Тут произошла пауза, но мистер Фай продолжал:
— Милорд, боюсь, что сделал ошибку относительно слова «страшно», которое случайно сорвалось с твоих уст.
— О, право нет, нисколько.
— Мне казалось, что я нахожусь среди нашей конторской молодежи, которая иногда позволяет себе выражения, не приличествующие ее занятиям, а, может быть, и ее положению в обществе; в таких случаях я имею привычку напоминать ей, что слова, в деловые часы, должны употребляться в их тесном смысле. Но, милорд, коли ты выпряжешь рабочую лошадь из плуга, ты не вправе ожидать от нее, чтоб она красиво выступала на зеленой поляне.
— Именно оттого, что по моему мнению следовало бы больше смешивать тех лошадей, которых вы называете «рабочими», с теми, которые употребляются единственно для забавы, я с такой гордостью приветствовал вас здесь.

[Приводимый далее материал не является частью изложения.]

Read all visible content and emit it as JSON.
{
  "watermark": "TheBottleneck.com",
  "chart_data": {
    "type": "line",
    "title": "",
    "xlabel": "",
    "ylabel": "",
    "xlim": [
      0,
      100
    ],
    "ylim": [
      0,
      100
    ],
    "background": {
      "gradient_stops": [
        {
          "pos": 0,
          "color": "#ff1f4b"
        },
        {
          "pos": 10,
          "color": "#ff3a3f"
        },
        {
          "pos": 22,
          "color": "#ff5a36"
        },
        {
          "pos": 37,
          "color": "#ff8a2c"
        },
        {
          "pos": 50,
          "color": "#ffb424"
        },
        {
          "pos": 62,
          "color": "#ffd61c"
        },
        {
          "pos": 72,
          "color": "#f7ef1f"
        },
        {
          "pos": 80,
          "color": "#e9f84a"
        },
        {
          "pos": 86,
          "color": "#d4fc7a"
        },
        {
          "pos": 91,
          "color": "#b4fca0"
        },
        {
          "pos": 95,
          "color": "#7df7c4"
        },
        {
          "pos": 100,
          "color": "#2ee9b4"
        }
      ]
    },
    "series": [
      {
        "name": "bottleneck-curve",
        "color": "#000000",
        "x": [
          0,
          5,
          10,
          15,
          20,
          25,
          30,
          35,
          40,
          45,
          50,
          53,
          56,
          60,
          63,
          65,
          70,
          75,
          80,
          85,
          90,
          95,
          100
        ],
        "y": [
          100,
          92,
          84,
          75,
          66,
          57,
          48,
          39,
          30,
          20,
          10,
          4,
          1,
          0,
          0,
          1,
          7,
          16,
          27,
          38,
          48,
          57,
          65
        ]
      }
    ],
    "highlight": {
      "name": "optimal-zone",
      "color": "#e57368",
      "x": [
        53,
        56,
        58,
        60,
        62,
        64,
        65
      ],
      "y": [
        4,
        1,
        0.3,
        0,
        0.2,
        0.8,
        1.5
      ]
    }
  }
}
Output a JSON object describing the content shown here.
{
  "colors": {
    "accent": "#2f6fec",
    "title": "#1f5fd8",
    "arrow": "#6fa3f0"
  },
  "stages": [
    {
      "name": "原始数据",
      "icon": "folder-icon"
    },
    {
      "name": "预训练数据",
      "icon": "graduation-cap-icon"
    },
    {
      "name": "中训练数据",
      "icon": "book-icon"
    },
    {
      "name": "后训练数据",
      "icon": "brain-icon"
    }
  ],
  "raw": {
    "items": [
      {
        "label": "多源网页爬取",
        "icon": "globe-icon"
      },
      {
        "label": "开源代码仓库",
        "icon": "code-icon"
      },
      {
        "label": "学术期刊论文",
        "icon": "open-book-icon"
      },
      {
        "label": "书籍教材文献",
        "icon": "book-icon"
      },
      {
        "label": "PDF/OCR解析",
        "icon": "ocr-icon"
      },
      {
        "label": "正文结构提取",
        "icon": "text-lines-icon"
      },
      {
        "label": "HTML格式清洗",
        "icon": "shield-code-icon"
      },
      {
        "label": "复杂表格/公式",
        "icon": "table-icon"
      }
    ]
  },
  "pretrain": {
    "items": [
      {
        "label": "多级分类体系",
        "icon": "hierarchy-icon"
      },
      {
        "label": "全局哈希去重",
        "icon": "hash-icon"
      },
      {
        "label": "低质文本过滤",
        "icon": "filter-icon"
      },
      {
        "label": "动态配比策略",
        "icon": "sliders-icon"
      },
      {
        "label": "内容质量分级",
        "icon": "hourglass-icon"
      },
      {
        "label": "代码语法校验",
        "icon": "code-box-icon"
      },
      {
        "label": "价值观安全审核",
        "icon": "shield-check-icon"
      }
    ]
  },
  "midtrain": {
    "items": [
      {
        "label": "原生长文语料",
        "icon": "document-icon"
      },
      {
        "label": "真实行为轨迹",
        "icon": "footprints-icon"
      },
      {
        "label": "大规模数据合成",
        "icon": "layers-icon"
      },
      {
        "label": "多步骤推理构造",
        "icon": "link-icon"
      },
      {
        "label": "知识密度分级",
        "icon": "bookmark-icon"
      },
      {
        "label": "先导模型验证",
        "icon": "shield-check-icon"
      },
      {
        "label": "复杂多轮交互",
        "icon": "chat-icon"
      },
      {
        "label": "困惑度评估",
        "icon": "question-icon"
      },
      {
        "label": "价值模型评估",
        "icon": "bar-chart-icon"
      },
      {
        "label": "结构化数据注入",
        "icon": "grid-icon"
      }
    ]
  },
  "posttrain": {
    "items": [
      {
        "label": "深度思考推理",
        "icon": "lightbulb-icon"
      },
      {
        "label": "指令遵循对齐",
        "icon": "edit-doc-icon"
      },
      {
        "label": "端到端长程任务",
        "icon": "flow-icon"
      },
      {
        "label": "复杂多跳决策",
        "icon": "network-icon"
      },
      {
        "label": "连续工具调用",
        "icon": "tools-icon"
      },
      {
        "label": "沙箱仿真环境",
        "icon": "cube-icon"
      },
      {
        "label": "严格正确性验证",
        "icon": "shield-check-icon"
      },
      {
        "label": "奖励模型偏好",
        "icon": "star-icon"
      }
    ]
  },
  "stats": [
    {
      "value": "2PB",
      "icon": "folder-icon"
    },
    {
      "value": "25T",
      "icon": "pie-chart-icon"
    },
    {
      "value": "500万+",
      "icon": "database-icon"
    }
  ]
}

Надеюсь, что далеко не в последний раз вы послужите мне живым лексиконом. Если вам более не угодно вина, мы отправимся в гостиную, к дамам.
Мистрисс Роден очень скоро объявила, что им пора возвращаться в Галловэй.
Гэмпстед не пытался удерживать их. Слова, которыми они обменялись с Марион, почти ограничивались тем, что было выше упомянуто, тем не менее он сознавал, что не только удовлетворительно, но до некоторой степени достохвально выполнил намерение, в виду которого он собственно и пригласил своих гостей. План его был выполнен с полным успехом. По тому, как Марион исполнила его просьбу насчет огня в камине, он был уверен, что вправе считать ее другом.
XXI. Что все думали, возвращаясь домой
Лорд Гэмпстед вышел на крыльцо, чтоб посадить их в экипаж.
— Лорд Гэмпстед, — сказала Гэмпстед Роден, — вы жестоко простудитесь. Морозит, а вы с открытой головой.
— Я на эти вещи не обращаю никакого внимания, — сказал он, на минуту держа руку Марион, пока помогал ей сесть в экипаж.
— Вернитесь, — шепнула она.
Губы ее, при этом, почти касались его уха, но причиной этому было положение, в которое поставил ее случай. Рук ее еще находилась в его руке — но и это было делом того же случая. Но у женщин, мне кажется, существует невольное стремление пользоваться услугами более, чем велит необходимость, когда тот, кто их оказывает, им действительно приятен. Марион, конечно, не имела подобного намерения. Если б эта мысль пришла ей в голову, она уклонилась бы от его прикосновения. Только когда он отнял свою руку, когда ощущение теплоты от его близости исчезло, только тогда она сознала, что он был так близко, а что теперь они разлучены.